Thank You: A Parent-to-Parent Love Letter

Dear Stay-At-Home-Parent,

I'm tired of the barbs I see thrown from either side.  And today, I wanted to write to say thank you for being who and where you are.

I wanted to say thank you for helping to run the PTO whose meetings I can never attend, but whose fundraisers I consistently support.  I wanted to say thank you for volunteering to be the class mom and organizing the parties to which I can send fruit platters, and from which my children bring home crafts and holiday themed pencils that they cherish.  I wanted to thank you for volunteering in the library, for organizing the Scholastic Book Fair and making sure there's a family night I can attend, for chaperoning school trips that I can't.

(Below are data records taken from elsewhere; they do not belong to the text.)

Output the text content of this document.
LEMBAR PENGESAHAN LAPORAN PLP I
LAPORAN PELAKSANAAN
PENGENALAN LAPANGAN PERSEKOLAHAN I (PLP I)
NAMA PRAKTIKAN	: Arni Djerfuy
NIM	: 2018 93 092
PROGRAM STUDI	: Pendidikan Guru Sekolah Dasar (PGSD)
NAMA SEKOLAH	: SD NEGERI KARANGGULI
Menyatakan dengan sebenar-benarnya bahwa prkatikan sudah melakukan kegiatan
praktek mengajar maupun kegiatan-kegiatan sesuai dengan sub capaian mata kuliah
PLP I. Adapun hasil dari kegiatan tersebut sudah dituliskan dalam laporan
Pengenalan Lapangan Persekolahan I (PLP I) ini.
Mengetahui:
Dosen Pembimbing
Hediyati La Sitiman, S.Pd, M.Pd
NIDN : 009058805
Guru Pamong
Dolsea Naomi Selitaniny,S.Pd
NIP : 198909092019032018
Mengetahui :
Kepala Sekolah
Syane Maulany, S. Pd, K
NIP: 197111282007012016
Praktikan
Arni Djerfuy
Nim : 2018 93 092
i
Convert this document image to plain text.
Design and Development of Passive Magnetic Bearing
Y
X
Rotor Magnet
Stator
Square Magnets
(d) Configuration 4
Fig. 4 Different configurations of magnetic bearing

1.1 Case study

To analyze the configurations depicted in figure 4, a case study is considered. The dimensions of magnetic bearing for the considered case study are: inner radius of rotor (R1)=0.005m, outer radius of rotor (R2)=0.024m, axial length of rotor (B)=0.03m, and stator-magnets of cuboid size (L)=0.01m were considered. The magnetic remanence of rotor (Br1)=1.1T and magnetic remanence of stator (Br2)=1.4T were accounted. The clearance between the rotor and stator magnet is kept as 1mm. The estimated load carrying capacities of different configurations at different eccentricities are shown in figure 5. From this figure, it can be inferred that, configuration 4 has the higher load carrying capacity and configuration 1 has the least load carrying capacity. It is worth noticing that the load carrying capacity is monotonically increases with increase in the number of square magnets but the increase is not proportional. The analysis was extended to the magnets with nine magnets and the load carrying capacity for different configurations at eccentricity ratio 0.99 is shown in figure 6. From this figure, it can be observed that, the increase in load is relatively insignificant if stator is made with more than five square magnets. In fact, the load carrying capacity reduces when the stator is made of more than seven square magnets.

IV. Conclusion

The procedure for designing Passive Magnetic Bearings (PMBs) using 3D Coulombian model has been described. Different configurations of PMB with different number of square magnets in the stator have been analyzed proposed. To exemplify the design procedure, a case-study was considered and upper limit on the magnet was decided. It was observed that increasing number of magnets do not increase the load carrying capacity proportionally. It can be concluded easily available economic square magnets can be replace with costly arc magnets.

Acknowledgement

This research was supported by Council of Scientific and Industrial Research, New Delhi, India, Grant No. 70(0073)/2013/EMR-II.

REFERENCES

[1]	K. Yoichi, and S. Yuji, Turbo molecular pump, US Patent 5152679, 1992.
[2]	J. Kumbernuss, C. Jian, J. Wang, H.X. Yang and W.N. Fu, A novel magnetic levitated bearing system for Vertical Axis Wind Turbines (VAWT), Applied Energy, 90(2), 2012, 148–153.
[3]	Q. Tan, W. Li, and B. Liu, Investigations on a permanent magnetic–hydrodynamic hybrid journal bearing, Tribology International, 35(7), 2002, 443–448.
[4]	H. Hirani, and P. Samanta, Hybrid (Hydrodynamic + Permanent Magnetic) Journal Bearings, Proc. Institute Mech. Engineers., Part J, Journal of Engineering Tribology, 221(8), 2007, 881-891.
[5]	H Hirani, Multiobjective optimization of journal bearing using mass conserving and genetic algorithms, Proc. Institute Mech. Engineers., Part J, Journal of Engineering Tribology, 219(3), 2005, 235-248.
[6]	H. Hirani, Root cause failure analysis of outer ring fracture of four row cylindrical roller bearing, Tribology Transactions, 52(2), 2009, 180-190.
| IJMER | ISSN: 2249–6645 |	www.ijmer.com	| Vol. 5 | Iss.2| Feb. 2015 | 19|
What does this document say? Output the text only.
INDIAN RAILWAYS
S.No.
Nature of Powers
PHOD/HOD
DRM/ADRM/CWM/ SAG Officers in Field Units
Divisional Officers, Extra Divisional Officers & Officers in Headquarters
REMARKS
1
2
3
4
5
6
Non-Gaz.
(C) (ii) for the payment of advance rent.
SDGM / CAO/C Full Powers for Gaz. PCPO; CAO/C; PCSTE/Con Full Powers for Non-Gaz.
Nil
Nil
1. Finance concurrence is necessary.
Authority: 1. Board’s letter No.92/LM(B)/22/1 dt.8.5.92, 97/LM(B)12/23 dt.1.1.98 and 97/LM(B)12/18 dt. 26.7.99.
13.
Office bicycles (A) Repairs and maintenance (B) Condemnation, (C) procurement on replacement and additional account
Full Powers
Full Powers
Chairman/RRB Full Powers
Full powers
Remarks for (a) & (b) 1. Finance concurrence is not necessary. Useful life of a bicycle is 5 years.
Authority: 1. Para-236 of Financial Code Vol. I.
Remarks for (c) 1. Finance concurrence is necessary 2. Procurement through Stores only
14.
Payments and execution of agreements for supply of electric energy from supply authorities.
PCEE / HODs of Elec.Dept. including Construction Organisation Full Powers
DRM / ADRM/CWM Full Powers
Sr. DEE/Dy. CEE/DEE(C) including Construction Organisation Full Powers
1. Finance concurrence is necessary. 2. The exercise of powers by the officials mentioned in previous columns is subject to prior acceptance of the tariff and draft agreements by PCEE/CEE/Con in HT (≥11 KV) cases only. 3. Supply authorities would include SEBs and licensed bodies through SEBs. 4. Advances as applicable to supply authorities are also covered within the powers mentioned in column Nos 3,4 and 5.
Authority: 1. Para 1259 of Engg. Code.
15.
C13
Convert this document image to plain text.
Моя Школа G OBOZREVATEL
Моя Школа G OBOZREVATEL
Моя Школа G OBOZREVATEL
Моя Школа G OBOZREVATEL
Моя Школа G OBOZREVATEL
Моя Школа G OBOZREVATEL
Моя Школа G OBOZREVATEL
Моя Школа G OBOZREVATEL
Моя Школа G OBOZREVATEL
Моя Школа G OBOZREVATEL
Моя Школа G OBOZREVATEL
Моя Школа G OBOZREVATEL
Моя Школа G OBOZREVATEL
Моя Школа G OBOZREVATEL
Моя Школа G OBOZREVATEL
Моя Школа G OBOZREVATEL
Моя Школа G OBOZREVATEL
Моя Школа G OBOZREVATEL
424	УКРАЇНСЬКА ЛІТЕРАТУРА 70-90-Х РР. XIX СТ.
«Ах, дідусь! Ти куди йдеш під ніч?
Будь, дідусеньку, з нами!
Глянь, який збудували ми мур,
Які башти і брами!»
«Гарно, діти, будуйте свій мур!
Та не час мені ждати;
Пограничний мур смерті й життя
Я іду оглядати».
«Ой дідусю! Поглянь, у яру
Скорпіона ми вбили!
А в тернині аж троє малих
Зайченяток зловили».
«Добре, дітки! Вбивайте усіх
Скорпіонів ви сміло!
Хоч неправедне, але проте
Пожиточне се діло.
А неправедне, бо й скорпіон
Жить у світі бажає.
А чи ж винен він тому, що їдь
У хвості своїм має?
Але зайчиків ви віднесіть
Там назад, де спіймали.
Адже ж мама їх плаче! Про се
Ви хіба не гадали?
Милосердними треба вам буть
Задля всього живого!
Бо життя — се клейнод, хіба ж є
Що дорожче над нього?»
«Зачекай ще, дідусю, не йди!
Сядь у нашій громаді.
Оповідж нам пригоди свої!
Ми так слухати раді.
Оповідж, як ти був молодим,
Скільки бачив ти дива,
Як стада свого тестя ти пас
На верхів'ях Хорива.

I wanted to say thank you for helping to get my daughter to dance class because I would never be able to pick her up from school before aftercare is over, so she'd never get to dance, which is her heart's desire, and part of what she loves best about dance class is attending it with friends like your daughter.  I wanted to say thank you for picking her up from school on the days when I know I can't get to aftercare on time, because she is learning that is takes a village to raise a child, and that she can trust lots of adults, not just me.

I wanted to say thank you for being a role model for children who can choose to become stay at home parents some day, if their finances permit, just as I am a role model for your daughter, who may choose to work outside the home.

Maybe there are times I envy you, but I also know myself well enough to know that I am where I need to be, and you are where you need to be, and maybe it would be helpful if every once in a while we were just grateful instead.